My Husband Dressed Me And I Learned A Lesson
Relationships need a jumpstart at times. Intentional attention sparks the harmony once felt and can be felt again. My relationship with clothes follows suit. Inevitably, winter dressing reaches repetitive status (you think after living in Pennsylvania for 32 years, I would have cracked the wind chill code). Examining how others bear the cold, while managing to not look like Randy from A Christmas Story, helps. But my style still needed another shot of inspiration. What better way to give it the care it deserves by asking Ben to dress me. What could go wrong?
I wrote this introductory paragraph before Ben selected the two outfits for this piece. It's important for me to keep it. It shows a sense of optimistic anticipation. Ben knows me better than anyone; ten years' worth of information downloading. He has contributed some coveted pieces to my closet; the Free People Golden Quills Military Parka of 2013 for my 28th birthday, the Tiffany & Co. open heart necklace of 2008 marking my college graduation, the Horsethief Bandana clip of 2017 for a family Christmas set outdoors. The blueprint is there to ensemble an outfit for the purpose of expanding my style view, right? I was wrong. Ben was lost when laying out tops and bottoms on our cream duvet cover. It took him a concentrated hour to curate two outfits. Seeing him struggle (his willingness to commit to the task made it harder, albeit entertaining, to watch), I thought about killing this piece. Stubbornness is a part of who I am, though, and I was going to see this idea to the end. I was going to embody Ben's combinations for better or for worse, even if it meant wearing an outfit that was the antithesis of my style personality.

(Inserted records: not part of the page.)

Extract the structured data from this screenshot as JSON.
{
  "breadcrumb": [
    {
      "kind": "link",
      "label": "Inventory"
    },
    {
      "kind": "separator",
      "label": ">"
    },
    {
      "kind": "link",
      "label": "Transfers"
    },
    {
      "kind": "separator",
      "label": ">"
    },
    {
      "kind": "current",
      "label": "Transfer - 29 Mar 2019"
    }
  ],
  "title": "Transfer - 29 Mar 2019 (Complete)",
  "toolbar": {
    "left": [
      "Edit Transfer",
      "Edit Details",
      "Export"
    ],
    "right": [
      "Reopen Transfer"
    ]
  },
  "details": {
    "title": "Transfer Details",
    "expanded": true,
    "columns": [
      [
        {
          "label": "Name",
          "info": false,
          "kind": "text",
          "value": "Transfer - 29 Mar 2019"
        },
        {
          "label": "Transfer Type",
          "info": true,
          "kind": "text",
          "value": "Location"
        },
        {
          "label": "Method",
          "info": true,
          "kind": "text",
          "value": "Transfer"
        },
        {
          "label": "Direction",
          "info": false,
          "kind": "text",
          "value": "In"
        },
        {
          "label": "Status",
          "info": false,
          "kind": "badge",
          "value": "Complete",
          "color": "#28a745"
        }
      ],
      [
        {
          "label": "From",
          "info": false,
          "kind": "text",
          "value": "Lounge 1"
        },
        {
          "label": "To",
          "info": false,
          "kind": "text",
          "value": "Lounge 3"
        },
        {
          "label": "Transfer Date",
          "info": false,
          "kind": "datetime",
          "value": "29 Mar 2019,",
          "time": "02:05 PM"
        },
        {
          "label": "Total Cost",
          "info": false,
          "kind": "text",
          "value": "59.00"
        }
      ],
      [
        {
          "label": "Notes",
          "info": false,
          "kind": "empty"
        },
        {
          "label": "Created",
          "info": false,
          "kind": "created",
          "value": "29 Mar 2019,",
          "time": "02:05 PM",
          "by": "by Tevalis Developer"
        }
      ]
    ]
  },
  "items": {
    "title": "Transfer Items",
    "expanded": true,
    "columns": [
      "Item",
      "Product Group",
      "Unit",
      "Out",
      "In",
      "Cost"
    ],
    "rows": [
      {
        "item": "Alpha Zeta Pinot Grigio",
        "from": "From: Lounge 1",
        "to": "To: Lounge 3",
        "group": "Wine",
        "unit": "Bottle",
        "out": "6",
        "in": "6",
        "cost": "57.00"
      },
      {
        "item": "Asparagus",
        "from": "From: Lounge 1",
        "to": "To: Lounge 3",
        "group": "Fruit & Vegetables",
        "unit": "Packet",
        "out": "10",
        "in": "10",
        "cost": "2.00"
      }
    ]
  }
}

The Americana outfit, outfit #1, is proper. It is classic with an orderly feeling about it. Sarah does an incredible job of making me look comfortable, and even cool, in these photos. I did not feel comfortable. This style is the exact opposite of me. I am rough around the edges. I am irregular. Investing in fundamental pieces of clothing is not my forte but leave it to Ben to find the one semi-foundational item among all the vintage sequins, floral prints, and shoulder pads. Introducing the horizontal navy mock neck tee with an open back (not pictured). It's open back makes it the mullet of fundamental pieces.
The bright side of this outfit? Ben's out-loud thinking when piecing it together.
The second outfit is an improvement. I love this vintage sweater from Royal, and these Levi's. The t-shirt is selected because Ben wanted to insert a literal reference of himself. Overall, the ensemble doesn't fully click, though. My skepticism lies in the accessorizing. Tightly tuck in the shirt, throw on suspenders, eliminate the necklace and replace with gold, thick hoops, and throw my waves in a high messy bun courtesy of a scrunchie, then we are talking. But, we are definitely getting warmer...
Is there a moral of this experiment gone weird? Sure, like the majority of experiences, whether they are a resounding success or not quite reaching their potential, there is something to be taken away. I am the most qualified person to dress me. Did Ben fail? No. He did what he does best and entertained. I am the one that fell short. I asked Ben to jumpstart my style, kick it into gear (I've had a lot of car troubles lately hence the gear head metaphors). He held up his end of the bargain. I left the house with two new outfits. Regrettably I realized I wasn't asking Ben for a new point of view, I was asking Ben to dress me how I would dress me and mask it as "new," thus invigorating my creativity around clothes. It was counterfeit inspiration.
I can't construct what influences my style. My style depends on internal and external factors and alters, only if ever so slightly, on the daily. How can I expect Ben to know the full interworking of building an outfit, when the outfit itself represents how I feel, interact, and connect with myself and the world in that moment? My daily style is impossible to recreate by another. I have nuzzled into a strong style point-of-view. My age, the acceptance of my body shape, the contentment found in pursuing a career I love, belief turned action of not caring about outside opinions: these, along with many others, all contribute to my viewpoint. The creativity executing my style may hit dullness, but the viewpoint remains intact. I won't delegate my style to Ben, or anyone else, in order to revive it. The job is mine, and mine alone (Ben throws both arms straight up in the air as a sign of relief).